Private right of action was planned but has been suspended indefinitely. Currently, only the CRTC can pursue violations, but this could change.

Compliance undertakings are common resolutions. Companies agree to specific compliance measures, often including third-party audits, in exchange for reduced penalties. These are public and can be reputationally damaging.

CASL vs CAN-SPAM

Understanding the differences helps if you're used to US rules.

Consent model: CAN-SPAM allows opt-out (send until they unsubscribe). CASL requires opt-in (don't send until they consent). This is the fundamental difference.

Penalties: CAN-SPAM penalties max at $46,517 per violation. CASL penalties can reach $10 million. The stakes are higher under CASL.

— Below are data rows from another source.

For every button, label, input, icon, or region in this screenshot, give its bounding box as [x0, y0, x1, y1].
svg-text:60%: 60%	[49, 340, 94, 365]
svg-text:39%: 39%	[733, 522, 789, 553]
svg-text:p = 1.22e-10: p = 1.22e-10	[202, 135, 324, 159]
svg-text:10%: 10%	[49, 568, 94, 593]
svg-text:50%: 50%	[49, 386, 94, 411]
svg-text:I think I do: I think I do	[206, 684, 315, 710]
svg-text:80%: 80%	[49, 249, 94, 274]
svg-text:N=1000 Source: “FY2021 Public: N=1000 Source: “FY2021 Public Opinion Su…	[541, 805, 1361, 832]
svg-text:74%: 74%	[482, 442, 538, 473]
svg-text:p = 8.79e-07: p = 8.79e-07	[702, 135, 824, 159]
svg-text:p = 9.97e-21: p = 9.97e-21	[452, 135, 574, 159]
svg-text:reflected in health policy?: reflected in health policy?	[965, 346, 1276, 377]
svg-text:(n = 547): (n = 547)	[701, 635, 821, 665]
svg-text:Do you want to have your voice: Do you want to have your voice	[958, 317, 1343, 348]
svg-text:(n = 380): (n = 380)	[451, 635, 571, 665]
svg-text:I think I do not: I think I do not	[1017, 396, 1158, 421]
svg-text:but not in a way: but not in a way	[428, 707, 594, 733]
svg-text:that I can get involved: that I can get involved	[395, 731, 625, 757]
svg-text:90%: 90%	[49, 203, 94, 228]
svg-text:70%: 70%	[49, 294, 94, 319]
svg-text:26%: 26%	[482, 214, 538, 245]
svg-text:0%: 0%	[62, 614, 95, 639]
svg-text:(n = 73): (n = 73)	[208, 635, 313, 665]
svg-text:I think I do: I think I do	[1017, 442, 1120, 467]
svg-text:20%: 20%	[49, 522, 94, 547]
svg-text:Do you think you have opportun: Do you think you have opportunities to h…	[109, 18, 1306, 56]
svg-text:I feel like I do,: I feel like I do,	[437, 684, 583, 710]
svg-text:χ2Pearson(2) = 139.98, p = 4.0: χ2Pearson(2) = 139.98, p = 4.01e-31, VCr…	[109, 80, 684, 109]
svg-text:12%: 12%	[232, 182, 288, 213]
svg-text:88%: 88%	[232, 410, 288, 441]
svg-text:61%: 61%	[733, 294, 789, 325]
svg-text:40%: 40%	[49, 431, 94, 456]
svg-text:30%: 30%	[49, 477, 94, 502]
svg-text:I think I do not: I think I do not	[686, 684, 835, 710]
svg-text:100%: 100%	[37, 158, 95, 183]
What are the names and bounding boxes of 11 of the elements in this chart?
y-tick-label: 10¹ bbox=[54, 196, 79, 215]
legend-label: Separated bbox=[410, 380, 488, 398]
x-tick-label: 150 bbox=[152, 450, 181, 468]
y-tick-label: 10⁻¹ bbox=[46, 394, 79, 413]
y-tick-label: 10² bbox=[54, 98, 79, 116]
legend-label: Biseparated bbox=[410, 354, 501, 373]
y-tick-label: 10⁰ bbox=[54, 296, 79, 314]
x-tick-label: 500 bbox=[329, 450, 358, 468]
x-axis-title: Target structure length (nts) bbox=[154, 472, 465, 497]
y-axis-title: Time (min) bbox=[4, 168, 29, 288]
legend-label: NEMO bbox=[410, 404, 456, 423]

Unsubscribe timing: CAN-SPAM requires honoring unsubscribes within 10 business days. CASL also requires 10 business days. Similar here.

Transactional exemptions: Both laws exempt purely transactional messages, but CASL's exemptions are narrower. Adding promotional content to transactional emails is riskier under CASL.

If you comply with CASL, you'll generally comply with CAN-SPAM. The reverse isn't true.

Practical compliance steps

Building CASL compliance into your email program requires specific actions.

Segment your list by geography. Identify Canadian subscribers so you can apply CASL requirements to them specifically. If you can't identify geography, apply CASL standards to everyone.

Audit your consent records. For Canadian subscribers, do you have documented express consent? If relying on implied consent, is it still valid (within time limits)? Remove subscribers without valid consent.

Update your signup process. Ensure consent is opt-in, clearly identifies you, describes what you'll send, and explains how to unsubscribe. Keep records of consent.

Review your email content. Does every message identify you with required contact information? Does every message have a working unsubscribe mechanism?

Train your team. Anyone involved in email marketing needs to understand CASL requirements. Mistakes often come from people who don't know the rules.

Consider re-permission campaigns. If your consent records are unclear, asking subscribers to re-confirm consent creates clean records. You'll lose some subscribers, but you'll have defensible consent for those who remain.

Common CASL mistakes

Several errors frequently cause CASL problems.

Assuming CAN-SPAM compliance is enough. It's not. CASL's opt-in requirement is fundamentally different.

Pre-checked consent boxes. These don't create valid consent under CASL. Consent must be affirmative.

Vague consent language. "We may contact you" isn't specific enough. Describe what you'll actually send.

Not tracking consent. If you can't prove when and how someone consented, you effectively don't have consent.

Ignoring implied consent expiration. Business relationship consent expires. If you haven't transacted with someone in two years, implied consent is gone.

Adding promotional content to transactional emails. This can convert an exempt transactional message into a regulated commercial message requiring consent.

Frequently asked questions

Does CASL apply if I'm not in Canada?

Yes, if you send commercial messages to Canadian recipients. CASL applies based on where recipients are, not where you're located.

Can I email someone who gave me their business card?

Yes, this creates implied consent for messages relevant to their business role. But implied consent is limited—express consent is better for ongoing marketing.

What if I can't tell if a subscriber is Canadian?

If you can't determine geography, the safest approach is to apply CASL standards to everyone. This also simplifies compliance.

Do transactional emails require consent under CASL?

Purely transactional messages (order confirmations, shipping notifications, account alerts) are generally exempt. But adding promotional content can remove the exemption.